A day before, Valiollah Seif, the head of Iran’s Central Bank, accused the US and the EU of failing to honor the Joint Comprehensive Plan of Action (JCPOA) by keeping Iran locked out of the international financial system.
“In general, we are not able to use our frozen funds abroad”, Seif said Apr. 15 at the Council on Foreign Relations in the US.
During last months, tens of deals were sealed between Iran and European companies, but about all of them were memorandum of understanding, yet to become the legal contracts.
The major obstacle is the remained American financial bans on Iran which make difficult putting investment in this country.
Washington says that providing the access of Iran to the American financial system has not been included in JCPOA.
Recently, Mohammad Reza Sabzalipour, chairman of Iran World Trade Center, told Trend April 12 that Iran will not be able to resume fruitful economic ties with leading European countries if its trade relation with the US is not normalized.
The 27 members of EU’s exports to Iran has decreased from above $10 billion in 2011 to around $6 billion a year after imposing the western sanctions on Iran in 2013.
The current figures show no meaningful change despite the lifting of sanctions in January 2016.
Once, EU was consumer of 800,000 barrels per day of Iranian oil, but currently, only France’s total intakes are about 160,000 per day of Iranian oil and negotiations with other companies from Italy to Greece haven’t reached any result.

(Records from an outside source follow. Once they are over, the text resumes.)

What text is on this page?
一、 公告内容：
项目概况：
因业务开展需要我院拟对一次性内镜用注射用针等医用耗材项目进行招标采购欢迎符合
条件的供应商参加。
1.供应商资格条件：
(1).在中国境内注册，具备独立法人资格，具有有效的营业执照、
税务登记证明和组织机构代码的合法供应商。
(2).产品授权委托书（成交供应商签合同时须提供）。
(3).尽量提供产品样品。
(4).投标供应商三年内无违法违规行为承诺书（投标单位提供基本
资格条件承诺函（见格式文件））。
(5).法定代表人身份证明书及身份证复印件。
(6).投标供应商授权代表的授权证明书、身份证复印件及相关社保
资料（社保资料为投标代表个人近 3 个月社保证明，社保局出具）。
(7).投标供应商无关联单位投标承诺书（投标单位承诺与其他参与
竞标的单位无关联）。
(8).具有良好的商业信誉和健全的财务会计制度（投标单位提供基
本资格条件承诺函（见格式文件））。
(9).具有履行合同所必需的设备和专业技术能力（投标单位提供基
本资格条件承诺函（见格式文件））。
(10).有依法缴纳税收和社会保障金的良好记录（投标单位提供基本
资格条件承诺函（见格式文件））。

The Asian market may absorb Iranian oil, like what has happened during last months, but the Western markets and oil based deals on USD are important for Iran.
Iran has doubled oil exports to 2 million barrels per day in April year-to-year, but the country needs immediate investments and western technology to keep the production up.
About 80 percent of Iran’s oil fields are in their second half life and loses around 8-12 percent of their output.
Iran also has plans to build LNG plants to export gas to European and Asian markets. Without cooperation with Western companies, there is no chance for Iran to go ahead.